Export variants of Soviet military equipment were versions of Soviet military equipment (armored vehicles, airplanes, missiles) of significantly inferior capability to the original designs and intended only for export. Monkey model was the unofficial designation given by the Soviet Military to such variants. The monkey model was exported with the same or a similar designation as the original Soviet design but in fact it lacked many of the advanced or expensive features of the original.
Monkey-model weaponry was used mainly by non-communist Soviet allies, such as Egypt, Iraq and Syria. Eastern Bloc states generally used fully capable versions of Soviet weaponry, although poorer states often used earlier generations of weapons.
The term monkey model was popularized in the West by Viktor Suvorov, in Inside the Soviet Army.
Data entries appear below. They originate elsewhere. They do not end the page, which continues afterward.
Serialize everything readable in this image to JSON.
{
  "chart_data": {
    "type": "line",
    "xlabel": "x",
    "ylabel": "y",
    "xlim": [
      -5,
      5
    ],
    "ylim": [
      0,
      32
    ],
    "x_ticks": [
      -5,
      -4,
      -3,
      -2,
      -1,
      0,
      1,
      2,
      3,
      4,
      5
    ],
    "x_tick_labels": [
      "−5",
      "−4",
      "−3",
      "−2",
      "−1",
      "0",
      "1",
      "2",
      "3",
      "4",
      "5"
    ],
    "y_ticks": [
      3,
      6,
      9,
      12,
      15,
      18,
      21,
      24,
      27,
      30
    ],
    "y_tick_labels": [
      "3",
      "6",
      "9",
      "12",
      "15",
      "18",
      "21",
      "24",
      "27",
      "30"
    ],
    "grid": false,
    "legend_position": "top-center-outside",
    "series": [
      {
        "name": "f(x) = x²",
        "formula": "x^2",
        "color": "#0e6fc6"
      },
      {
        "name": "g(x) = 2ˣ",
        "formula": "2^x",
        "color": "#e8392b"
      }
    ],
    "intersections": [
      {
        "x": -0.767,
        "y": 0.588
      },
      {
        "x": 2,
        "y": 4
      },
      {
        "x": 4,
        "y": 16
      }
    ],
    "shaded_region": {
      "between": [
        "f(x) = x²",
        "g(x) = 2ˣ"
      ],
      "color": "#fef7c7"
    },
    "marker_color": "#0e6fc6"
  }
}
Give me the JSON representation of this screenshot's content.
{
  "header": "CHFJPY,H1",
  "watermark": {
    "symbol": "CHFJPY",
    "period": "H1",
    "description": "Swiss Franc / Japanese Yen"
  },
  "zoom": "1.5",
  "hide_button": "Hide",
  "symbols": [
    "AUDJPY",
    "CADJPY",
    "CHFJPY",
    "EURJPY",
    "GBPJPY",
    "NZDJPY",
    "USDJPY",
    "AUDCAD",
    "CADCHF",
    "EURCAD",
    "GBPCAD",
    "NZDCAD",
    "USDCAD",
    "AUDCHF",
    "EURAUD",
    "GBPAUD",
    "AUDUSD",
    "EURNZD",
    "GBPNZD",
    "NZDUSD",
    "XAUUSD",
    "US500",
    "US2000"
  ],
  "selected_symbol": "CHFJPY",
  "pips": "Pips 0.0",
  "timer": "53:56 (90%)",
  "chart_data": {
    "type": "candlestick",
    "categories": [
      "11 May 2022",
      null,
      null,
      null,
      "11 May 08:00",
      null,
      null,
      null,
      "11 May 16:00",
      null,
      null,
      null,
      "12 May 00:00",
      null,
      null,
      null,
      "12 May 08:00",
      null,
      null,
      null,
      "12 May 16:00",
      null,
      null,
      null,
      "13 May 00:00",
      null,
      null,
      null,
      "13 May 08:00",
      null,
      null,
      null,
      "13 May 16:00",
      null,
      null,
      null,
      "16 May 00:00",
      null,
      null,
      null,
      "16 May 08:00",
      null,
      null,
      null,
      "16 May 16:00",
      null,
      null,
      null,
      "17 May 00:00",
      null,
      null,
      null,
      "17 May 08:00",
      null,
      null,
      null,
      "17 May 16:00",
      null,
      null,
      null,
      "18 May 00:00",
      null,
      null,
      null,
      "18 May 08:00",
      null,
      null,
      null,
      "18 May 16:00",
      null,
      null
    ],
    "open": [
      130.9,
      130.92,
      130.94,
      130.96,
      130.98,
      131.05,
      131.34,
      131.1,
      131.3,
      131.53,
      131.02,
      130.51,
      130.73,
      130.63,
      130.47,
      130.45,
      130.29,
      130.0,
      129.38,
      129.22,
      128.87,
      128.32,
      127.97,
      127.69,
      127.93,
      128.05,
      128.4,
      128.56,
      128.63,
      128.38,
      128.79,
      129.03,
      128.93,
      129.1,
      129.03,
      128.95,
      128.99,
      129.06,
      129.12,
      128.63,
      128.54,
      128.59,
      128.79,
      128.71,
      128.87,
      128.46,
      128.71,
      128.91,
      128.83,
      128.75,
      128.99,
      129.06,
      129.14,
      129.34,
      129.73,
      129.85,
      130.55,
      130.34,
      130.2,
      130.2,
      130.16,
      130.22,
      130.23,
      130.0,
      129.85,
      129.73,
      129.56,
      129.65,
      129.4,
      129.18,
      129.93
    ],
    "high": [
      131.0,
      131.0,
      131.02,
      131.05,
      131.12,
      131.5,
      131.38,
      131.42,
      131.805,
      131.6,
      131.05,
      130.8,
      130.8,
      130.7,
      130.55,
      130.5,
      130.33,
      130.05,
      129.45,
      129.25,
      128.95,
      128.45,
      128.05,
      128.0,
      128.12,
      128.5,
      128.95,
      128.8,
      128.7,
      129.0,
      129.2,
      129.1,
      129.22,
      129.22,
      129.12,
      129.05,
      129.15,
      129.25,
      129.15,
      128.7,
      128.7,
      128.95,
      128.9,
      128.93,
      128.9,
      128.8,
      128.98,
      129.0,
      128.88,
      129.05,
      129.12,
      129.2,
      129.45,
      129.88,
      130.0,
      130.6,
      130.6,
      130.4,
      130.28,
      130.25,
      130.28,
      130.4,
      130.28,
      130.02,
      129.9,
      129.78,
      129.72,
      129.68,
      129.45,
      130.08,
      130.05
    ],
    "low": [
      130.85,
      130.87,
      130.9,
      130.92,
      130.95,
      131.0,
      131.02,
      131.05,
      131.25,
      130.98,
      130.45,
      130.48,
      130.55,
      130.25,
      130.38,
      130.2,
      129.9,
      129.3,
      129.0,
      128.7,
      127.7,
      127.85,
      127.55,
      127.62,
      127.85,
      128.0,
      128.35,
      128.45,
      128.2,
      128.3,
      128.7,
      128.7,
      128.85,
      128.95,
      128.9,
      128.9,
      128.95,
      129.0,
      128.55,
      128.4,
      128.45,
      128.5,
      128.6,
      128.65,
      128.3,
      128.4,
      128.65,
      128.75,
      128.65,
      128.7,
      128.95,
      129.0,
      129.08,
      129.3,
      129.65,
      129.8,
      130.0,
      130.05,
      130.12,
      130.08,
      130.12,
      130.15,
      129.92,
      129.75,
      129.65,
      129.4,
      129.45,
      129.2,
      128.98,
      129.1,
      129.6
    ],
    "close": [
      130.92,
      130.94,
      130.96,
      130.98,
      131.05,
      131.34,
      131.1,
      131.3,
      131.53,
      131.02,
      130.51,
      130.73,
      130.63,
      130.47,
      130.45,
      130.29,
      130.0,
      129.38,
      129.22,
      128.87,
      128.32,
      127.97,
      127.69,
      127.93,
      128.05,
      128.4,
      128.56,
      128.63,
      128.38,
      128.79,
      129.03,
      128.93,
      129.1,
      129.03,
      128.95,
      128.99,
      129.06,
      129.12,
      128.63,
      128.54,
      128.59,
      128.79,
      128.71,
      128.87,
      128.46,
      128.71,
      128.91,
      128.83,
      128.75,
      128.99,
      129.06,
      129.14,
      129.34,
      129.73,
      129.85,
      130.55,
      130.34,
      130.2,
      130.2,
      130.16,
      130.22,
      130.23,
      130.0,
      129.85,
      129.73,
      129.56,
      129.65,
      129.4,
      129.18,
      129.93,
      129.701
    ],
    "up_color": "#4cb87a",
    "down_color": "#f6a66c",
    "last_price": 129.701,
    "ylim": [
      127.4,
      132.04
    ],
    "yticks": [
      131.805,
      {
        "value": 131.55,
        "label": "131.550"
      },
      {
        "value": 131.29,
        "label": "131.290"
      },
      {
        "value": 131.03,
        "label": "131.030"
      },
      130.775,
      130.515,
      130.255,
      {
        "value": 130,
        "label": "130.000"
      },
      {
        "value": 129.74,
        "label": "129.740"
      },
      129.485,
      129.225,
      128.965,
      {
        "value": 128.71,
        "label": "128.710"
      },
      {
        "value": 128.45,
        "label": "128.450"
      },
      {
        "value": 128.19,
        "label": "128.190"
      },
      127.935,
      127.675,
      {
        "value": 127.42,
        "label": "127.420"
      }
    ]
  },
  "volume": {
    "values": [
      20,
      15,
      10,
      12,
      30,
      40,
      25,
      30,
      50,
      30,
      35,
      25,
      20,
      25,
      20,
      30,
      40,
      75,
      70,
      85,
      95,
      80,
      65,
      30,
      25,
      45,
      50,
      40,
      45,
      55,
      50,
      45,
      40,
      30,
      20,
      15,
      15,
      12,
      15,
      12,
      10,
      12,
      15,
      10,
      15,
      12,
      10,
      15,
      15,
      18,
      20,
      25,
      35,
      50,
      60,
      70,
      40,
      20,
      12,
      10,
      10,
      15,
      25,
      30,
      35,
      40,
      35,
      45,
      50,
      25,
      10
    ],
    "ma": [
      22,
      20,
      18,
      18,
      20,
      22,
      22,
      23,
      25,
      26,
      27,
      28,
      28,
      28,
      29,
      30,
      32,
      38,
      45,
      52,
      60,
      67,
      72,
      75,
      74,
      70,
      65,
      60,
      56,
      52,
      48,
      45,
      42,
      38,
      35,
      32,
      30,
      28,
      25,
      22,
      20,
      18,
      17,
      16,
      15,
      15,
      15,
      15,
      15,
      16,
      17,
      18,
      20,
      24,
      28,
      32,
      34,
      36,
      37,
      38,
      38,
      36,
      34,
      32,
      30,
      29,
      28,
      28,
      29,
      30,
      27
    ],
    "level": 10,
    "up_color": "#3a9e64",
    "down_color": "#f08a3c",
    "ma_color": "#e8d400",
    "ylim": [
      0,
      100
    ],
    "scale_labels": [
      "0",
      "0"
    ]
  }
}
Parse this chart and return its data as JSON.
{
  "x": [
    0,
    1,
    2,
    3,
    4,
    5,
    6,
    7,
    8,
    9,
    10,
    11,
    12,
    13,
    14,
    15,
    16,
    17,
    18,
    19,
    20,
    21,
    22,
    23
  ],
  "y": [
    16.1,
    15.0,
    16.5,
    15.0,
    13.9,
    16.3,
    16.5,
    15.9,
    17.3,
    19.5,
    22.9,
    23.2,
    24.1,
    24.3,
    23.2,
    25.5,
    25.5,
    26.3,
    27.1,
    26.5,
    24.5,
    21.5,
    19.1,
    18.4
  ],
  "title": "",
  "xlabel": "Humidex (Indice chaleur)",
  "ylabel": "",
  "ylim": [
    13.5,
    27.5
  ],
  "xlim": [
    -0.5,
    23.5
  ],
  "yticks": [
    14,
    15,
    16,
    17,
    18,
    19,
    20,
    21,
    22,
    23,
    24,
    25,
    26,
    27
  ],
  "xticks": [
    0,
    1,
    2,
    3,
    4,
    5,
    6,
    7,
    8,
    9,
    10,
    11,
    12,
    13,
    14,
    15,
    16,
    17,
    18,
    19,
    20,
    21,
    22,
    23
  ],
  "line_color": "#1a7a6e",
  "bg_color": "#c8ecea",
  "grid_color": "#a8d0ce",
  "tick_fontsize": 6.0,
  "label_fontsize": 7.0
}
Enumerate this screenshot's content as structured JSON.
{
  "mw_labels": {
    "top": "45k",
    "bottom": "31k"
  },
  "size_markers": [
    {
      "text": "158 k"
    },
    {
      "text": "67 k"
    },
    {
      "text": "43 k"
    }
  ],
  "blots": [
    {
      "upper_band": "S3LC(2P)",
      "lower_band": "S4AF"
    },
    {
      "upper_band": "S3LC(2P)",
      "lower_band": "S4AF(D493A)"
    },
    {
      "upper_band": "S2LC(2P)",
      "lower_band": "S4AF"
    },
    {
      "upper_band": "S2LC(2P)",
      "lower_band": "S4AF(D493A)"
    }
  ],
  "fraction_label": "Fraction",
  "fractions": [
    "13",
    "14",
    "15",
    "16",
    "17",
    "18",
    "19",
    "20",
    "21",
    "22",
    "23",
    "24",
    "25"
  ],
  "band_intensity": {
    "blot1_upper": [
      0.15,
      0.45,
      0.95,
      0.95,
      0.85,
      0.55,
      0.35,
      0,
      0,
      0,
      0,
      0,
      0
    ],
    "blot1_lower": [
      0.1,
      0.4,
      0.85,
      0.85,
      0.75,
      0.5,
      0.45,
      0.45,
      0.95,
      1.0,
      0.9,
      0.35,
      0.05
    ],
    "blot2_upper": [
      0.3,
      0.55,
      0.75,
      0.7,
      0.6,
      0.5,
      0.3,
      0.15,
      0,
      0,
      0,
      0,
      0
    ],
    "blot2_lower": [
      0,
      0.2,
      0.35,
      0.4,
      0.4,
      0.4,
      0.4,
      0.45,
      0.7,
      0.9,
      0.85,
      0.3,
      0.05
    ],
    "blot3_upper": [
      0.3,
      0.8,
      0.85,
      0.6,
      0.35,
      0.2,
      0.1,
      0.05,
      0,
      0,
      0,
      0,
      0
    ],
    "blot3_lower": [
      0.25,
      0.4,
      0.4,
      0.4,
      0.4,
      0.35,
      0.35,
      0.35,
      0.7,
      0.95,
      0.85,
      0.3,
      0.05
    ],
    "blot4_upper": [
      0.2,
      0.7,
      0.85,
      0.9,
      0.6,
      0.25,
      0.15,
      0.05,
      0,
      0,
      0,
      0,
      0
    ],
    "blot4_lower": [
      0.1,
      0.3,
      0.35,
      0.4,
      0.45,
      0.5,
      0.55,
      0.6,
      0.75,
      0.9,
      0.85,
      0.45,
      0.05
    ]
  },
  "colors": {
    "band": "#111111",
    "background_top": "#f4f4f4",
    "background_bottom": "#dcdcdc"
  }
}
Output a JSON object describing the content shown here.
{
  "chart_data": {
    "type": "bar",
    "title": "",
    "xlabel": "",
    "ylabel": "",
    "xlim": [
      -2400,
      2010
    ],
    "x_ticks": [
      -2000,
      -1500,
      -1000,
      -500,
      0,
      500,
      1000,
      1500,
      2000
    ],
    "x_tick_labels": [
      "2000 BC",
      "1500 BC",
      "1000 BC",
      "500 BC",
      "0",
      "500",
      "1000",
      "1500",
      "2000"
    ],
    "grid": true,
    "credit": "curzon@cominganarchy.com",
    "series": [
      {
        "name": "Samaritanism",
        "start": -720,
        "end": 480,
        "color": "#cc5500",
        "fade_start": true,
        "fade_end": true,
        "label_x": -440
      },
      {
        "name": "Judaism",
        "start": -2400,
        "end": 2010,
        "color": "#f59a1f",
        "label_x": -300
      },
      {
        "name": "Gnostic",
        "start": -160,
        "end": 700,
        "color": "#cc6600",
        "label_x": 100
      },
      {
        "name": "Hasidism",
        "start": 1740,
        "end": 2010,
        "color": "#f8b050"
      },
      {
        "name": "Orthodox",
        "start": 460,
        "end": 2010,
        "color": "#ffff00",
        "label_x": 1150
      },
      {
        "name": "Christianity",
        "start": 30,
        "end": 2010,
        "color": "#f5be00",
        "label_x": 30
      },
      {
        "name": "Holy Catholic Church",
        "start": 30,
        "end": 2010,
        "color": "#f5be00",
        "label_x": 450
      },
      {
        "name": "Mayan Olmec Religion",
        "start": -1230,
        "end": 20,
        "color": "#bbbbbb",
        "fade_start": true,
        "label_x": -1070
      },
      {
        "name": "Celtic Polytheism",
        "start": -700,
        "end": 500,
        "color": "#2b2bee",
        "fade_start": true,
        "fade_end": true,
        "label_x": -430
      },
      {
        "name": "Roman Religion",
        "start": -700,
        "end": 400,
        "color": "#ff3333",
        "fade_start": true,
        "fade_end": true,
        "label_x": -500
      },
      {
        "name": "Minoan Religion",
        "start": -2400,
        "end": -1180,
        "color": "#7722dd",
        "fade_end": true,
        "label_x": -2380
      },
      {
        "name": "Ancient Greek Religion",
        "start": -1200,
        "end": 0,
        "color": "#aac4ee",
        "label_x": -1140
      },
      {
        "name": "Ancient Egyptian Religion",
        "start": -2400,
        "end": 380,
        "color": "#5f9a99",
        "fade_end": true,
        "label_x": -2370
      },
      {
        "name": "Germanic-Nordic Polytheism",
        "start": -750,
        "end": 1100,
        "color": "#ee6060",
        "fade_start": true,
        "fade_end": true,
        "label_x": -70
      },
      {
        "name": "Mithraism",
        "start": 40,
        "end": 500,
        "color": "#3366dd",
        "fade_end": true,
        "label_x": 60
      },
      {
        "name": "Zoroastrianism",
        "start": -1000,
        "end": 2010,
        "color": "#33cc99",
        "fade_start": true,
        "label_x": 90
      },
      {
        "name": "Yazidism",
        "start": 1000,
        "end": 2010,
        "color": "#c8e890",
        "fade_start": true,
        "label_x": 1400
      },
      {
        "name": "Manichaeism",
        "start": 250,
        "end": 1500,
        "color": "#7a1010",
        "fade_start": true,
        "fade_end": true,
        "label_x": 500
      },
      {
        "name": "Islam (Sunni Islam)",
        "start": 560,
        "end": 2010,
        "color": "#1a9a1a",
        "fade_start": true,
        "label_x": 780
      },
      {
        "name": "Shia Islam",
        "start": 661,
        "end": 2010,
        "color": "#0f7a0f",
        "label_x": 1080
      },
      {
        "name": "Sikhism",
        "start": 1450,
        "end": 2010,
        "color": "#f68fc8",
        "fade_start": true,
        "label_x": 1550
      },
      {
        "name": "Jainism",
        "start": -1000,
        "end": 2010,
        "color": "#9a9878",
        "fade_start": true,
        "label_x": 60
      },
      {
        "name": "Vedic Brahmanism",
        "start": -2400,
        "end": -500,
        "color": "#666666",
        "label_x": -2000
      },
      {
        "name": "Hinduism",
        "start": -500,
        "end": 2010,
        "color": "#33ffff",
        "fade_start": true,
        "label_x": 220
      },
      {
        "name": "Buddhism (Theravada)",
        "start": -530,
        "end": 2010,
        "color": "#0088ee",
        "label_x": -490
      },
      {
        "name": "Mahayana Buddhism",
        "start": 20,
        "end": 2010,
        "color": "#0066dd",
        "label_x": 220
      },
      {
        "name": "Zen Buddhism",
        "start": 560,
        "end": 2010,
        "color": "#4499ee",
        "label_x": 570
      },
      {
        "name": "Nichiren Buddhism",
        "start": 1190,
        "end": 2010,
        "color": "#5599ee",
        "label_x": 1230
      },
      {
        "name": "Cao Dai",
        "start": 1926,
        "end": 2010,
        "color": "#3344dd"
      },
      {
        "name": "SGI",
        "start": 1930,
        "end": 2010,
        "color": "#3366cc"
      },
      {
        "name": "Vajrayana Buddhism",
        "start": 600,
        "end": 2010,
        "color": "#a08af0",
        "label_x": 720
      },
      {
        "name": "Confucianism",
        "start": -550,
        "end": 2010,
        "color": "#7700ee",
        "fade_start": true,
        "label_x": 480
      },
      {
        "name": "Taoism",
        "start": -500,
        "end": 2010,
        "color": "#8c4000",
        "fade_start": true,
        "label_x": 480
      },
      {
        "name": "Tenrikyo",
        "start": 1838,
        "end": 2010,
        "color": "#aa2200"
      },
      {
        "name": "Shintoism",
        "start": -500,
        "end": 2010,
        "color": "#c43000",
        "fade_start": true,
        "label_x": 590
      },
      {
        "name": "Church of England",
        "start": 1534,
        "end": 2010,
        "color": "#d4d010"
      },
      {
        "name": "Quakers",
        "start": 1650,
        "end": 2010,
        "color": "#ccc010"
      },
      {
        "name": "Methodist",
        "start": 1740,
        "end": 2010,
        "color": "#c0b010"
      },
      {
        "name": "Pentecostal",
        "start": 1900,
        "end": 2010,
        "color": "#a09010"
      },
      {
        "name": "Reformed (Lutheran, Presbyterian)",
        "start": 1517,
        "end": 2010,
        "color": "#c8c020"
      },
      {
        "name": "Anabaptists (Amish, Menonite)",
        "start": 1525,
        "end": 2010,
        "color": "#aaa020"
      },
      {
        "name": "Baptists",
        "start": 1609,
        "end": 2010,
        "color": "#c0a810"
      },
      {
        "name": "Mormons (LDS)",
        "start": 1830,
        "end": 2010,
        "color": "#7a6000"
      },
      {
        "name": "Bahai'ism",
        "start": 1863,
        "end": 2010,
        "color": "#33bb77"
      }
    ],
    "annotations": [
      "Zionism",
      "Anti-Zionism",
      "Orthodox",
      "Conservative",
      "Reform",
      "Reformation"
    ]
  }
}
Suvorov states that the simplified monkey model was designed for massive production in wartime, to replace front-line stocks if a war should last for several weeks. In peacetime, Soviet industry gained experience building both standard and export-model variants, the latter being for sale "to the 'brothers' and 'friends' of the USSR as the very latest equipment available." He also cites the benefit of disinformation when an exported monkey model fell into the hands of Western intelligence, who "naturally gained a completely false impression of the true combat capabilities of the BMP-1 and of Soviet tanks" (Suvorov 1982:215).
Monkey-model tanks were equipped with lower grade fire control systems, lower grade armor, lacking NBC protection, and provided with substandard ammunition.
For example, the inferior 3VBM8/3BM17/18 APFSDS 125 mm smoothbore rounds were exported for use in the T-72 family of tanks. It was specifically designed for export and had a penetration of sloped armor at 2000 m that was half as much as that of the original Soviet model.
Monkey-model aircraft were downgraded in a manner similar to that of tanks. The MiG-23 MS 'Flogger-E', for example, was an export variant the original MiG 23 developed because the MiG 23 was considered too advanced to be exported to Third World countries. The 'Flogger-E' lacked the most advanced features of the original. Infra-red search and track and beyond visual range missile capabilities were removed and its avionics suite was very basic. This variant was widely sold during the 1970s to Soviet allies in the Middle East.
- Milsom, John (1975). Russian Tanks, 1900-1970: The Complete Illustrated History of Soviet Armoured Theory and Design. Galahad Books. ISBN 0-88365-052-5.
- Suvorov, Viktor (1982). Inside the Soviet Army. New York: Macmillan. ISBN 0-02-615500-1.
- Zaloga, Steven et al. (1993). T-72 Main Battle Tank 1974-1993. Oxford: Osprey. ISBN 1-85532-338-9.